How bottlenecked are LLMs by CPU clock? (Budget options to host multiple GPUs)

Infinite100p@alien.top · 2 years ago

How bottlenecked are LLMs by CPU clock? (Budget options to host multiple GPUs)

0xd00d@alien.top · 2 years ago

I would imagine that this new option you’re talking about will be a good budget inference workhorse paired with multiple cards such as 3090s. 96 lanes of gen 5 will be a real enabler. That said, I think zen 2 epycs providing gen 4 lanes are cheaper still so there are good options available.

_Erilaz@alien.top · 2 years ago

3090 doesn’t support PCIE 5.0, only 4.0

The 4090 does, and it makes some sense to use them in x8 5.0 configuration, but only if you have a pallet of these GPUs.

JustOneAvailableName@alien.top · 2 years ago

I don’t even think lanes really matter when you’re not training.

ThisGonBHard@alien.top · 2 years ago

Pretty much not at all. The main bottleneck is memory speed.

I barely see a difference between 4 and 12 cores on 5900X when running on CPU.

When running multi GPU, the lanes are the biggest bottleneck.

On single GPU, CPU does not matter.

_Erilaz@alien.top · 2 years ago

8004 has six DDR5 channels afaik. That takes care of the memory bandwidth. The only issue would be an SP6 motherboard.

Worldly-Mistake-8147@alien.top · 2 years ago

Holy… 4x3090! No wonder it was hard to find my third one for reasonable price.

Imaginary_Bench_7294@alien.top · 2 years ago

So that really depends. You’re talking about running a multi gpu setup.
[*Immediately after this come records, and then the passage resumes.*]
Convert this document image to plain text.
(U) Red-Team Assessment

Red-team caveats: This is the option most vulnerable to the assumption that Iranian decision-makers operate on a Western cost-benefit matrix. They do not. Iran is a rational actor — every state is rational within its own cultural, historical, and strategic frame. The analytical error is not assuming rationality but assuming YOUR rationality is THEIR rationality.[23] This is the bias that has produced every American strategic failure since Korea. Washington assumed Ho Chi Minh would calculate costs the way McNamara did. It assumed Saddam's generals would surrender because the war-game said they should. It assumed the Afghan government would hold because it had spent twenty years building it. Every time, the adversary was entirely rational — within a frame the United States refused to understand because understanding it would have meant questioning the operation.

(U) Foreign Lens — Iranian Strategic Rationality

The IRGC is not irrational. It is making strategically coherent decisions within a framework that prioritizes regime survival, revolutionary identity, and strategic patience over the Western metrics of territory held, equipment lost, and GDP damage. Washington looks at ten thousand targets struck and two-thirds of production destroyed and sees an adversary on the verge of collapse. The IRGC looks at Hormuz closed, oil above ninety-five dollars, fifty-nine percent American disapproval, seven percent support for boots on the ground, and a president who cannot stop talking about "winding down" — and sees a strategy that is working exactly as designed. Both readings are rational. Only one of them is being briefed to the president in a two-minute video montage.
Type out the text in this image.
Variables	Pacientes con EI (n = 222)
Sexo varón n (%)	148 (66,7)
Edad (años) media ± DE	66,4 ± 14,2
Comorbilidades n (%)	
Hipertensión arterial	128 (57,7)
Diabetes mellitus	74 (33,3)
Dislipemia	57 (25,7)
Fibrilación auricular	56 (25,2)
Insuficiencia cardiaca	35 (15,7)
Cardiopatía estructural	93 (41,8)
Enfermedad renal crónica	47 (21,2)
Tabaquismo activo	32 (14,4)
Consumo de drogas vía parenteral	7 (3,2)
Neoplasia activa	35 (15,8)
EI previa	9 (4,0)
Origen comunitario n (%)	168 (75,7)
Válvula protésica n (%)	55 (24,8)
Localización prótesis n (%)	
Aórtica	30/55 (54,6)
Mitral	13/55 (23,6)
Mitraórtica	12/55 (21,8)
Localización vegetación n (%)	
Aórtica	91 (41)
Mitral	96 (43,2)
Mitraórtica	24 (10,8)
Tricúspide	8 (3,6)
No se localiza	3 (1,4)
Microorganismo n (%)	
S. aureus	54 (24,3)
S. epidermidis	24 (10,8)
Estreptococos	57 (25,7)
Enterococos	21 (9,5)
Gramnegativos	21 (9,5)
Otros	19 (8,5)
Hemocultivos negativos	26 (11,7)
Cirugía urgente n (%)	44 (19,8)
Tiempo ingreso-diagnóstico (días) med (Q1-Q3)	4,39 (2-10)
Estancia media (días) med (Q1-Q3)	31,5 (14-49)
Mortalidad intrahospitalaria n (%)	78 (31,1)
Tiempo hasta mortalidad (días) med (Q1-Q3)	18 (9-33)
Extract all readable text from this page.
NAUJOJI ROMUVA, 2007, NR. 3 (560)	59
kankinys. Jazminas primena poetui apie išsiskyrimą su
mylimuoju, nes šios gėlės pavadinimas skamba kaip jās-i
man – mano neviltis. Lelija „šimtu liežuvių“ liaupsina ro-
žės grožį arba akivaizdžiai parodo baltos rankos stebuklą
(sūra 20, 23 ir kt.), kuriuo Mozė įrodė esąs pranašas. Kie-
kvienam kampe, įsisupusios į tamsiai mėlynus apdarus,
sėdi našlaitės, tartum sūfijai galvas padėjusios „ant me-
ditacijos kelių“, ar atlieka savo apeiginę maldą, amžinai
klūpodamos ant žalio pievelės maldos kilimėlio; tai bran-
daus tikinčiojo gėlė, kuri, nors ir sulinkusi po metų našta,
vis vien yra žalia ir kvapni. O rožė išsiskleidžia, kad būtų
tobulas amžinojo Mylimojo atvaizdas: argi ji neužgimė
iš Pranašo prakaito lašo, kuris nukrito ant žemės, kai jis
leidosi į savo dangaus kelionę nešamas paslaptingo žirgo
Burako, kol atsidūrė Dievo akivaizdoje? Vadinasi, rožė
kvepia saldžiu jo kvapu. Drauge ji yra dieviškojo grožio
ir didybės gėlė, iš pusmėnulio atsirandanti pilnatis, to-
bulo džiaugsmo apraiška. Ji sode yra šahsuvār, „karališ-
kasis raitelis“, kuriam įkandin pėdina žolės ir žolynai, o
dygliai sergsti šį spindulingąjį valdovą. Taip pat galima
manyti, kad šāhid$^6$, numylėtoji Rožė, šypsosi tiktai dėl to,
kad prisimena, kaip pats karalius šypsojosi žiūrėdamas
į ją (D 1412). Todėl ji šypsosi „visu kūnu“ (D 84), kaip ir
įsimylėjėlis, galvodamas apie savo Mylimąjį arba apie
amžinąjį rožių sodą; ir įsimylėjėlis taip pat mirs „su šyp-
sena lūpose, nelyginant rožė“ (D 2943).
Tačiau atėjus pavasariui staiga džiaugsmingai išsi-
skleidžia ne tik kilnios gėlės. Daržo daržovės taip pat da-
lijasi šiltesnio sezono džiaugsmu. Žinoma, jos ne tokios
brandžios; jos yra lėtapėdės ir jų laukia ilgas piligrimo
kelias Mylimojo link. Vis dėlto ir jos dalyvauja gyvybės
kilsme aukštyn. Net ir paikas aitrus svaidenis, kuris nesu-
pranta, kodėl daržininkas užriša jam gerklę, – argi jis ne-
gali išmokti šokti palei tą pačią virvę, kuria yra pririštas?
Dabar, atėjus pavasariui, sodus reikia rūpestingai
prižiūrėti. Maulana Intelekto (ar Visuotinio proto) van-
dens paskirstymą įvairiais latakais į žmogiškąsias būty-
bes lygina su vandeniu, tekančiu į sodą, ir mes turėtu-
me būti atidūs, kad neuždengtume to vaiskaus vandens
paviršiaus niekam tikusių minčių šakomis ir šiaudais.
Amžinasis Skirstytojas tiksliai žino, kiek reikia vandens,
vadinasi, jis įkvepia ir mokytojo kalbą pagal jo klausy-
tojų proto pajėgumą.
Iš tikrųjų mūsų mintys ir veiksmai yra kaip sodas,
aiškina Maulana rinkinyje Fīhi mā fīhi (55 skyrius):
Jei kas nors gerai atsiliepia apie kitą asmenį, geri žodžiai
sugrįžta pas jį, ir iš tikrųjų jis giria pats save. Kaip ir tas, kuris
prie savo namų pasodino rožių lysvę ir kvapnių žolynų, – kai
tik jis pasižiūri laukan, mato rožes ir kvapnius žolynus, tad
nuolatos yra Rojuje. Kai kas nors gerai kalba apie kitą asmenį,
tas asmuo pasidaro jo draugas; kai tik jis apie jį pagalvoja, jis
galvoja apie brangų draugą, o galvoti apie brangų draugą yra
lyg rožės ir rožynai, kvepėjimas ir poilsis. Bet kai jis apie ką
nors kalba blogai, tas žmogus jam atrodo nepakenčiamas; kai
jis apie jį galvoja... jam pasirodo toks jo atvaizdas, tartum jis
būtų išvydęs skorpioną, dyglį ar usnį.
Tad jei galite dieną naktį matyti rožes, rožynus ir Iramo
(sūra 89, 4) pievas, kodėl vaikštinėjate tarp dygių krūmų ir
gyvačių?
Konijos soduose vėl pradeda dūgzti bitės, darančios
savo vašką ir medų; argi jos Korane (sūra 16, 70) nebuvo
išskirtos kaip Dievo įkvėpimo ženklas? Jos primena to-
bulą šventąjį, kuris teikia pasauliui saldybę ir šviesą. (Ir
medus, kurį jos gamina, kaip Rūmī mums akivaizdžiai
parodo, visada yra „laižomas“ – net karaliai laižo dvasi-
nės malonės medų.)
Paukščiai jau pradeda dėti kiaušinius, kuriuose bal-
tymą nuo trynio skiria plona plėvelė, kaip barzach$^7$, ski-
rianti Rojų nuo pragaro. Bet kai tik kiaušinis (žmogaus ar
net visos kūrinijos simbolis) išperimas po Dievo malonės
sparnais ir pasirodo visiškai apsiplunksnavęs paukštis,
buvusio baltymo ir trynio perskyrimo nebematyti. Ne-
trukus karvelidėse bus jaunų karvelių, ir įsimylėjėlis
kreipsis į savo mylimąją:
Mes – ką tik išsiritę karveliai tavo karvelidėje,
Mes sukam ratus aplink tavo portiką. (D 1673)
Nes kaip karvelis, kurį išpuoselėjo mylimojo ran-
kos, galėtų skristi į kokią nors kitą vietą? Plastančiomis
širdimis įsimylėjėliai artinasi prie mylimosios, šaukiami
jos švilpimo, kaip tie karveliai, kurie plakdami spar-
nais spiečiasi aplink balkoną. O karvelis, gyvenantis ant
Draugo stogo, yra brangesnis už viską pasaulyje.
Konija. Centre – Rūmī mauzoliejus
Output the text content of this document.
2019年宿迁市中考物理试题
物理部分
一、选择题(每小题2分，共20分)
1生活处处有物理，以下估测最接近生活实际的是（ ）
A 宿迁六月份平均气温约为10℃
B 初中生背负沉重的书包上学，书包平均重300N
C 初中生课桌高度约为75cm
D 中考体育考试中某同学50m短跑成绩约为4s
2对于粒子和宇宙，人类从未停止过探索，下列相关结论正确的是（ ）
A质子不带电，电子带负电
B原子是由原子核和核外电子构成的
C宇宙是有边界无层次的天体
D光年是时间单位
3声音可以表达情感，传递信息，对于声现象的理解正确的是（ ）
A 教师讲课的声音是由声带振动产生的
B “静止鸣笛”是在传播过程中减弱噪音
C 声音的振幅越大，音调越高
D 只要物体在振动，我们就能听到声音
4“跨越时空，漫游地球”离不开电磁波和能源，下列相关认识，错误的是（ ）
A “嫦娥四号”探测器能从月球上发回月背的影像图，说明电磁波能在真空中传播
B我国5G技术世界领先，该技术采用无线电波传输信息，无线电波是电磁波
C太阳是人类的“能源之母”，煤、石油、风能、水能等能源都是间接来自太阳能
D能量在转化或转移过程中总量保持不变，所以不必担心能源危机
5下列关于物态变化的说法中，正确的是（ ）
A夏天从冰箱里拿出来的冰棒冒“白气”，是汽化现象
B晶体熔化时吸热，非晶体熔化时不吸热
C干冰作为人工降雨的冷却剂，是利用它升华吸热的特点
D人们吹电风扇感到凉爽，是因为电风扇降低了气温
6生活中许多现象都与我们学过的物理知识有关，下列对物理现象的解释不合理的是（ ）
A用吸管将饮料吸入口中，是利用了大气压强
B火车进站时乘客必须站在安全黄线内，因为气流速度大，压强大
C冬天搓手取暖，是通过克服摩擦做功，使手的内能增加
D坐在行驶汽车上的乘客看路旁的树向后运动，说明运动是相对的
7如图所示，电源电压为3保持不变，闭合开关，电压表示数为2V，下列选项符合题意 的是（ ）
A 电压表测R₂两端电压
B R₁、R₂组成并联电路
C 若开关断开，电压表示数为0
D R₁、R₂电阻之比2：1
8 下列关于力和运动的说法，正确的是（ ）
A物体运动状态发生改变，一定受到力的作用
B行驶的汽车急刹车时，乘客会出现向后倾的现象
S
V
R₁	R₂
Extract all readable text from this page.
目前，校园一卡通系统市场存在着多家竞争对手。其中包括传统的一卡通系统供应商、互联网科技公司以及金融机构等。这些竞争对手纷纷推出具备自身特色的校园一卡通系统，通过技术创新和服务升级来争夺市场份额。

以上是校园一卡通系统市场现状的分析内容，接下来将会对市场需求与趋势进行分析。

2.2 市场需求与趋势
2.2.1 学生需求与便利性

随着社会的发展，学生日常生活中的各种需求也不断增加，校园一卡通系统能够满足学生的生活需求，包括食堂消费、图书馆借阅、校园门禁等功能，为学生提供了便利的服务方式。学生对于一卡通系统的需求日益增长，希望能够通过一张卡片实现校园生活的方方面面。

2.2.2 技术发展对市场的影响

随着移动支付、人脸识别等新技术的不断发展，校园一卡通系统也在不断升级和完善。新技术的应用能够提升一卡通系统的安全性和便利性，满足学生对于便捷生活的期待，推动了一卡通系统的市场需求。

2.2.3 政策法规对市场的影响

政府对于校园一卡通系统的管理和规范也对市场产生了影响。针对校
If all of your model is in the gpu, then your processor will not be a bottleneck at all. The clock speed of the PCIe bus is independent of the cpu cores, unless you’re messing with overclocking. That’s why they advertise PCIe 3.0, 4.0, 5.0, etc. The PCIe version dictates the bandwidth per lane.

That being said, multi gpu setups do introduce some overhead. If a model is split between GPUs, the PCIe interface becomes a modest bottleneck as they pass data back and forth. The greater the number of GPU’s the model is split across, the greater the bottleneck.